Connolly among stations with most text alerts for antisocial behaviour
Booterstown and Lansdowne Road also see most passenger alerts for intimidation, fighting
Connolly Station is among stations with the most text alerts from passengers. Photo: Tom Honan/The Irish Times
Dublin’s Connolly, Booterstown and Lansdowne Road stations are the worst for passenger warnings about antisocial behaviour, intimidation and on-board fighting, newly obtained figures show.
Pearse Station, Sandymount, Sydney Parade and Dún Laoghaire – all on the capital’s southside – recorded the next highest number of distressing incidents reported by commuters to security through Irish Rail’s text-alert system.
Bray and Portmarnock had the lowest number of alerts from the start of the year until September.
The figures also reveal 47 separate alerts about passengers not adhering to social distancing and mask-wearing regulations to combat the spread of Covid-19 since the outbreak of the pandemic.

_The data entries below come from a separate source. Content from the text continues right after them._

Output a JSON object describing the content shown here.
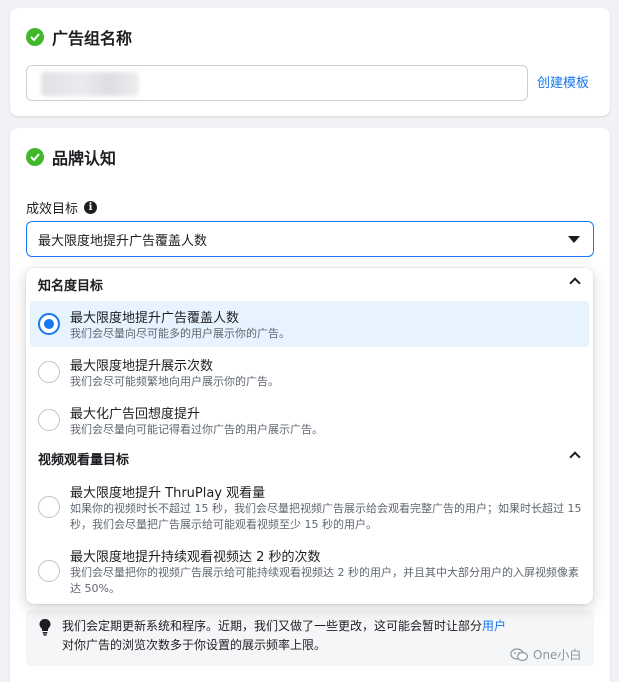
{
  "ad_group_section": {
    "title": "广告组名称",
    "create_template_link": "创建模板"
  },
  "brand_section": {
    "title": "品牌认知",
    "goal_label": "成效目标",
    "selected_goal": "最大限度地提升广告覆盖人数"
  },
  "dropdown": {
    "groups": [
      {
        "header": "知名度目标",
        "options": [
          {
            "title": "最大限度地提升广告覆盖人数",
            "desc": "我们会尽量向尽可能多的用户展示你的广告。",
            "selected": true
          },
          {
            "title": "最大限度地提升展示次数",
            "desc": "我们会尽可能频繁地向用户展示你的广告。",
            "selected": false
          },
          {
            "title": "最大化广告回想度提升",
            "desc": "我们会尽量向可能记得看过你广告的用户展示广告。",
            "selected": false
          }
        ]
      },
      {
        "header": "视频观看量目标",
        "options": [
          {
            "title": "最大限度地提升 ThruPlay 观看量",
            "desc": "如果你的视频时长不超过 15 秒，我们会尽量把视频广告展示给会观看完整广告的用户；如果时长超过 15 秒，我们会尽量把广告展示给可能观看视频至少 15 秒的用户。",
            "selected": false
          },
          {
            "title": "最大限度地提升持续观看视频达 2 秒的次数",
            "desc": "我们会尽量把你的视频广告展示给可能持续观看视频达 2 秒的用户，并且其中大部分用户的入屏视频像素达 50%。",
            "selected": false
          }
        ]
      }
    ]
  },
  "notice": {
    "text": "我们会定期更新系统和程序。近期，我们又做了一些更改，这可能会暂时让部分",
    "link": "用户",
    "text_after": "对你广告的浏览次数多于你设置的展示频率上限。"
  },
  "watermark": {
    "text": "One小白"
  },
  "colors": {
    "accent": "#1877f2",
    "success": "#42b72a",
    "selected_bg": "#e7f3ff"
  }
}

Irish Rail launched the “live” text-alert system for Dart passengers last year after a sharp rise in formal complaints of intimidation, assaults, vandalism and thefts.
Latest figures released to The Irish Times show incidents of drug-taking, smoking and drinking on carriages account for 121 – more than a third – of all 356 alerts up until September.
Young people causing disturbances was the second most frequent alert (71), followed by the flouting of coronavirus restrictions. There were 44 alerts about aggressive behaviour and verbal abuse, 21 about passengers fighting, and 10 about vandalism.
Six passengers alerted security about an attempted theft during the year to September, while there were five separate complaints about commuters being targeted in a “tissue-seller” scam.
This involves packets of tissues being placed on seats and anyone touching a packet is pressured to buy it – sometimes under intimidation – at an inflated price. There have been a number of arrests in connection with the scam in recent years.
A spokesman for Irish Rail said there was also one complaint during the year in relation to the operation of the text-alert system.
February was the worst month for complaints, with 82 alerts received by security – a rate of almost three a day on the Dart line. Alerts dramatically declined during the first lockdown when services were severely curtailed and people were ordered to stay at home.
They rose again to 56 in July – the second highest monthly number – before dipping again to 35 in August, a rate of more than one a day.
Mark Gleeson of Rail Users Ireland said the figures are artificially low because of a collapse in passenger numbers during the pandemic, restrictions on Dublin’s beaches over the summer and the closure of pubs and nightclubs. “Given the number of passengers travelling, and that it should only be passengers travelling for essential reasons, these numbers are concerning, and I think they would be three times that in a normal year,” he said. “Part of the problem is we have no transport police in Ireland.
“The current security staff, if you can find them, don’t have any authority. They can intimidate by standing over someone and making things a bit uncomfortable but they really can’t do very much. They need to be given some legal powers, unless we follow the rest of Europe and have a dedicated transport police or a dedicated unit of the gardaí to respond to these incidents,” he added.
Mr Gleeson said at a time when more people should be encouraged to switch to public transport, the scale of alerts “does not present evidence of a safe system where people are going to have a nice, comfortable journey.”
While concerned about all alerts, Rail Users Ireland was “gravely concerned” about the number of incidents of aggressive behaviour, verbal abuse and fighting, he added.
Mr Gleeson blamed the high incidence of drinking-related misbehaviour on the absence of any law or by-law banning the consumption of alcohol on trains, adding that on a Saturday afternoon recently he was seated on the Dart near three men aged in their 30s who were drinking and not wearing face masks.